Body Double est un remake de Vertigo, remake scénaristique tout autant que remake esthétique puisque les trouvailles formelles d’Hitchcock – travelling compensé, travelling circulaire – sont adaptées par De Palma ; à la différence près que De Palma exagère tout : l’intrigue – déjà pas très vraisemblable chez Hitchcock – tourne à la pantalonnade et les effets stylistiques flirtent avec le mauvais goût. De plus, De Palma évacue complètement la puissance émotionnelle de Vertigo pour ne faire de son remake rien de plus qu’une farce. C’est là la limite du film mais c’est en même temps ce qui le rend si incroyable, puisque l’on peut dire que Body Double est un film de « pure mise en scène ».

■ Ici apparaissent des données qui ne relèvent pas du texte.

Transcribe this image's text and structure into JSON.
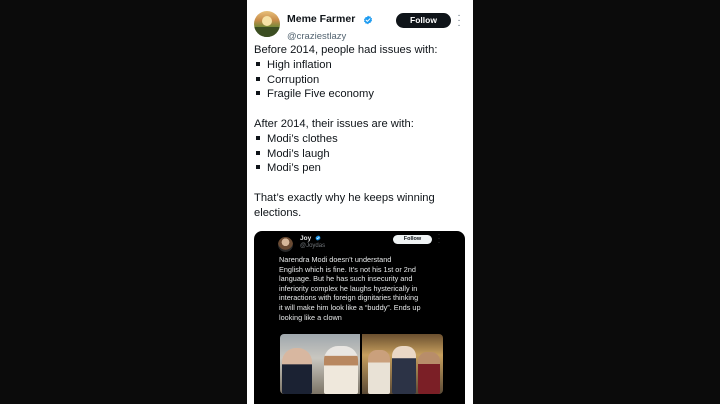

À ce titre, la deuxième demi-heure du film est un sommet. De la filature en voiture jusqu’au meurtre, on a là un bloc de cinéma absolument stupéfiant, qui parvient à jongler entre suspense, terreur et comique : tout dans cette longue séquence prête à rire mais pourtant nous sommes tenus en haleine comme rarement devant un film. À un moment précis de cette séquence, De Palma parvient même à provoquer émerveillement, peur et rire en à peine trente secondes : lors de la scène de la plage ; on a donc l’émerveillement lorsque Gloria retire ses énormes lunettes et révèle son regard de femme en détresse, la peur lorsque nous apercevons l’Indien qui se prépare à commettre son méfait, et le rire aux éclats lorsque l’Indien s’enfuit ventre à terre avec le héros à ses trousses.


Par la suite, le film opère un basculement digne des plus grands films post-70’s (Mulholland Drive en tête) et descend encore un peu plus bas, puisque l’on passe du monde de la série Z au monde du porno (qui, comme le dit le film, « appartient au caniveau »). Le film pourrait ressembler à une descente aux enfers si seulement il se prenait au sérieux, mais De Palma laisse ça aux autres.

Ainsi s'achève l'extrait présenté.